Police were already on the way, apparently alerted by others who saw or heard the commotion. They arrested Remy on a charge of assault and battery with a dangerous weapon. At the station, he paid a $40 fee to release himself on personal recognizance, according to court records. Hill said Martel spent the night with her, and Remy stayed at his parents’. It had been eight years since his last assault charge.
Hill said she encouraged Martel to go to court in the morning to extend the order, but Martel told her she no longer planned to go, after communicating with the Remys. “She showed me a text message that said they had taken the key [to their apartment] away from Jared,” Hill said.
But Jared Remy returned. On the night of Aug. 15, according to police, prosecutors, and witnesses, Remy somehow got into the apartment and stabbed Martel in an attack that left a trail of blood throughout their home and ended on the patio, where he swung the knife at another neighbor, Ben Ray, who tried to intervene, and continued to savage Martel over Hill’s screams.
Hill called 911, then phoned her husband in Australia, where he had just arrived on business.
“Jen is dead!” she wailed. “Jen is dead!”
WHEN THE NEWS REACHED THEM, they all thought the same thing. Selina Elliott and Candice Wright, Joshua Friedman and Tiffany Guyette had seen it coming. “I was shocked, but I wasn’t surprised,” said Guyette, more than a decade after she wrote her cautionary letter to the court about Jared Remy.
“It’s a hard thing to say, that it’s just a matter of time, when anybody dies,” she said. “But no matter how many years he hadn’t been in trouble, I didn’t think he had changed.”
Friedman, the former prosecutor, read the headlines half a world away in Tajikistan. “It broke my heart,” he said. “You hate to say, ‘If only we had done something different.’ . . . We knew this guy was a bad apple.”
Half a year later, Kristina Hill has moved far from the apartment complex where she witnessed her friend’s murder. Still, she struggles to sleep.
Martel’s family spent an anguished Christmas without her. They doted on Arianna, who counted off the numbers that her mother had taught her before picking up a photo album and climbing into Alexis Kirker’s lap. Arianna pointed at the faces she saw in the pictures and narrated for her mother’s cousin. “Mommy. Me,” Kirker recalled the girl saying. “Mommy. Me.”

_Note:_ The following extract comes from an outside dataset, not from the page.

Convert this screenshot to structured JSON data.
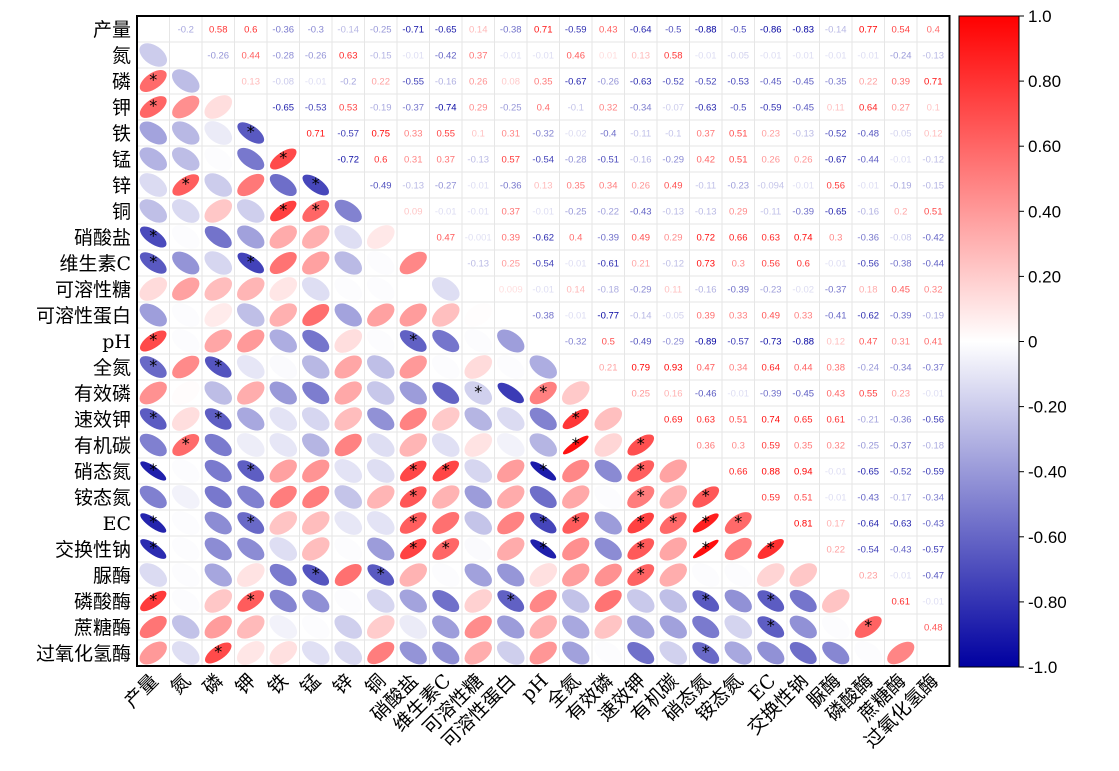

“I told her, ‘She’s looking over you, and she loves you, and you can talk to her whenever you want. She’s listening.’ ”
And in Waltham, a retired police sergeant named Walter Nelson thought back with sadness to the midsummer afternoon when he ran into Remy while they were letting their dogs run at Waverly Oaks park.
As Weston’s court officer, Nelson had signed the very first criminal complaint against 19-year-old Jared Remy and seen him arraigned many times over the years. But on that day, Remy regaled Nelson with talk of his love for Martel, and pride over his daughter. Remy said he had finally gotten his life in order, and for an hour, the two laughed and talked on a park bench. Nelson left with a smile on his face.
Two weeks later, Martel was dead. “It floored me,” Nelson said, drawing a breath. “I thought everything was good.”